LEGITIMACY OF CIVIL SOCIETY IN UGANDA

Published by Patra K on

Legitimacy of Civil Society in Uganda

Civil society leaders in Uganda. (Photo courtesy of PML Daily)

In the contemporary world, it is impossible to talk about democracy without talking about the role of civil society. Speaking on ACFIM’s newest virtual talk show, “The Other Perspective” Henry Muguzi, Executive Director- ACFIM and political finance expert described civil society as part of the citizenry that emerges as a result of oppression from the government. He further defined the sector as a space where citizens express their pleasure or displeasure on matters of governance and management of public affairs.

The notion of civil society is not new but has recently gained traction in many countries around the world. A lot of allegations from regime apologists in Uganda tend to misrepresent civil society agents as self-seeking persons pursuing foreign interests. Each time civil society tries to expose the deficits in accountability and governance, they are accused of being agents of foreign interests.

Civil society existed in Uganda even before independence but mainly engaged on issues of equity, rights, and economic development. After 1986, civil society focused on social and economic issues not political because, at that time, social services had been broken down due to the turmoil Uganda experienced.
At the advent of multi-party politics from 2005 onwards, arose the need for inclusive governance. There was a new narrative under a multi-party dispensation on how to engage and check government, have alternative voices accommodated hence the surge of civil society actors focusing on political issues around rights, governance, transparency, and accountability.

According to Mr.Muguzi, he believes that if public affairs were being managed in a way & manner that citizens & taxpayers are satisfied with and if the country had responsive individuals in public officers linked to the needs of the citizenry, there would be no need for civil society.

Ugandans admittedly believe that the main challenge the country faces is governance. Felix Kafuuma, a civil society activist and Programme director ACFIM stated that civil society emerges to address the need at a time and the need right now is around governance. This is the reason many CSOs engaging on governance issues and government is uncomfortable about it.

There has been a transition of civil society engaging in economic social rights to a space more active on issues around political rights. Uganda has over 14,000 NGOs and a good number of those engage in governance.
The state has therefore started to police civil society curtailing the autonomy in which civil society should operate. This has forced a number of civil society organizations to go into self-censorship due to actions of government that scale down their activities.

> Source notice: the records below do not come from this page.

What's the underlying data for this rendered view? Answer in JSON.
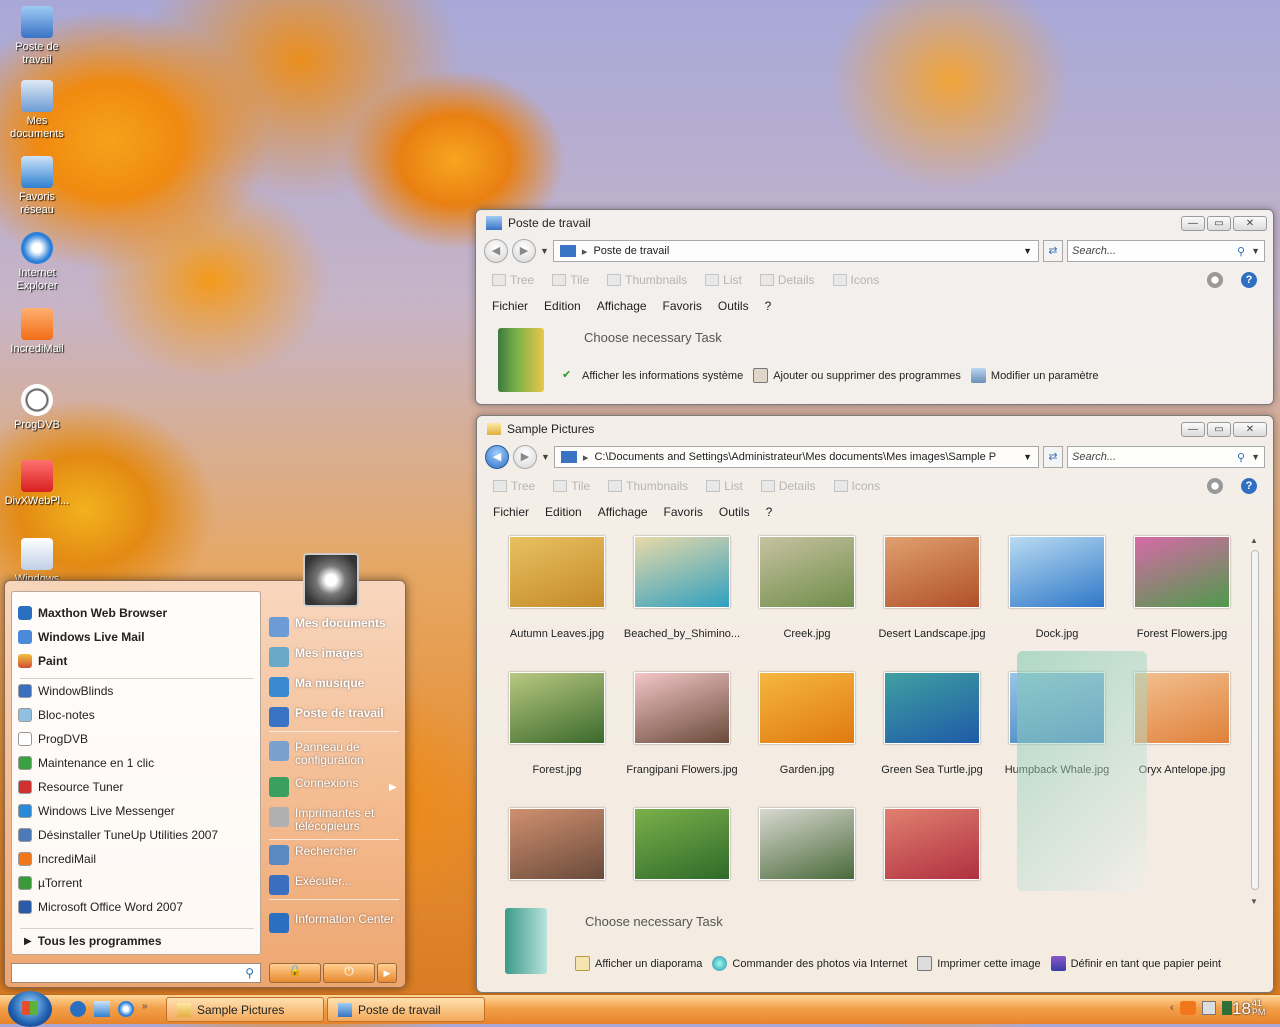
{
  "desktop": {
    "icons": [
      {
        "label_a": "Poste de",
        "label_b": "travail",
        "color": "#3a73c4"
      },
      {
        "label_a": "Mes",
        "label_b": "documents",
        "color": "#6c9bd5"
      },
      {
        "label_a": "Favoris",
        "label_b": "réseau",
        "color": "#2f80d0"
      },
      {
        "label_a": "Internet",
        "label_b": "Explorer",
        "color": "#2a7fd9"
      },
      {
        "label_a": "IncrediMail",
        "label_b": "",
        "color": "#f26d16"
      },
      {
        "label_a": "ProgDVB",
        "label_b": "",
        "color": "#ffffff"
      },
      {
        "label_a": "DivXWebPl...",
        "label_b": "",
        "color": "#d92020"
      },
      {
        "label_a": "Windows Live",
        "label_b": "",
        "color": "#e0e8f4"
      }
    ]
  },
  "window1": {
    "title": "Poste de travail",
    "address": "Poste de travail",
    "search_placeholder": "Search...",
    "views": [
      "Tree",
      "Tile",
      "Thumbnails",
      "List",
      "Details",
      "Icons"
    ],
    "menu": [
      "Fichier",
      "Edition",
      "Affichage",
      "Favoris",
      "Outils",
      "?"
    ],
    "task_heading": "Choose necessary Task",
    "tasks": [
      "Afficher les informations système",
      "Ajouter ou supprimer des programmes",
      "Modifier un paramètre"
    ]
  },
  "window2": {
    "title": "Sample Pictures",
    "address": "C:\\Documents and Settings\\Administrateur\\Mes documents\\Mes images\\Sample P",
    "search_placeholder": "Search...",
    "views": [
      "Tree",
      "Tile",
      "Thumbnails",
      "List",
      "Details",
      "Icons"
    ],
    "menu": [
      "Fichier",
      "Edition",
      "Affichage",
      "Favoris",
      "Outils",
      "?"
    ],
    "thumbnails": [
      {
        "name": "Autumn Leaves.jpg",
        "c1": "#c58a2a",
        "c2": "#e8c160"
      },
      {
        "name": "Beached_by_Shimino...",
        "c1": "#2fa0c0",
        "c2": "#e8d9a8"
      },
      {
        "name": "Creek.jpg",
        "c1": "#6f8d4a",
        "c2": "#c7c2a0"
      },
      {
        "name": "Desert Landscape.jpg",
        "c1": "#b0502a",
        "c2": "#e0a070"
      },
      {
        "name": "Dock.jpg",
        "c1": "#2f78c8",
        "c2": "#b9dbf2"
      },
      {
        "name": "Forest Flowers.jpg",
        "c1": "#4f9a4a",
        "c2": "#d66aa8"
      },
      {
        "name": "Forest.jpg",
        "c1": "#3b6a2c",
        "c2": "#b8c880"
      },
      {
        "name": "Frangipani Flowers.jpg",
        "c1": "#6a4a3a",
        "c2": "#f2c6c6"
      },
      {
        "name": "Garden.jpg",
        "c1": "#e07a10",
        "c2": "#f5b640"
      },
      {
        "name": "Green Sea Turtle.jpg",
        "c1": "#1f5aa8",
        "c2": "#3fa0a0"
      },
      {
        "name": "Humpback Whale.jpg",
        "c1": "#3a7ec0",
        "c2": "#9cc6e8"
      },
      {
        "name": "Oryx Antelope.jpg",
        "c1": "#e0803a",
        "c2": "#f2c090"
      },
      {
        "name": "",
        "c1": "#6a4a3a",
        "c2": "#d09070"
      },
      {
        "name": "",
        "c1": "#2f6a2a",
        "c2": "#7ab04a"
      },
      {
        "name": "",
        "c1": "#4a6a3a",
        "c2": "#d8d8d0"
      },
      {
        "name": "",
        "c1": "#b03040",
        "c2": "#e08070"
      }
    ],
    "task_heading": "Choose necessary Task",
    "tasks": [
      "Afficher un diaporama",
      "Commander des photos via Internet",
      "Imprimer cette image",
      "Définir en tant que papier peint"
    ]
  },
  "startmenu": {
    "pinned": [
      "Maxthon Web Browser",
      "Windows Live Mail",
      "Paint"
    ],
    "recent": [
      "WindowBlinds",
      "Bloc-notes",
      "ProgDVB",
      "Maintenance en 1 clic",
      "Resource Tuner",
      "Windows Live Messenger",
      "Désinstaller TuneUp Utilities 2007",
      "IncrediMail",
      "µTorrent",
      "Microsoft Office Word 2007"
    ],
    "all_programs": "Tous les programmes",
    "right": [
      {
        "label": "Mes documents",
        "bold": true
      },
      {
        "label": "Mes images",
        "bold": true
      },
      {
        "label": "Ma musique",
        "bold": true
      },
      {
        "label": "Poste de travail",
        "bold": true
      },
      {
        "label": "Panneau de configuration",
        "bold": false
      },
      {
        "label": "Connexions",
        "bold": false
      },
      {
        "label": "Imprimantes et télécopieurs",
        "bold": false
      },
      {
        "label": "Rechercher",
        "bold": false
      },
      {
        "label": "Exécuter...",
        "bold": false
      },
      {
        "label": "Information Center",
        "bold": false
      }
    ]
  },
  "taskbar": {
    "buttons": [
      "Sample Pictures",
      "Poste de travail"
    ],
    "clock_hour": "18",
    "clock_min": "41",
    "clock_ampm": "PM"
  }
}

Faridah Lule, a civil society activist, and one of the guest panelists agreed that even though civil society organizations depend on international support, so does government because 40% of the national budget is co-funded by international development partners as well. She questioned how talking about corruption and swindling of money by government officials is pushing for foreign interests?

SecretsKnown stresses that government should understand that the mandate of civil society is drawn from the constitution. Government needs to evaluate the impact civil society has made on the country. Without civil society, you cannot have responsive governments because the sector projects the views and interests of citizens. Civil society grooms leaders, provides employment opportunities, contributes to taxes, and brings back hope to the citizenry.

In the aspect of service provisioning, civil society provides medical care, education, credit facilities bringing significant contributions to the economy and the country’s national development. SecretsKnown acknowledges the possibility of CSOs having bad elements, this shouldn’t however cause generalization for the entire sector. It is unfortunate that civil society is looked at as a foe becoming the government’s punching bag and yet it complements government.

Civil society actors are guardians of democracy and good governance therefore for the sector to continue operating, it is important to acknowledge its role in holding accountable and checking government. Civil society is under attack and it is important that actors in the sector come together under a united front in order to survive.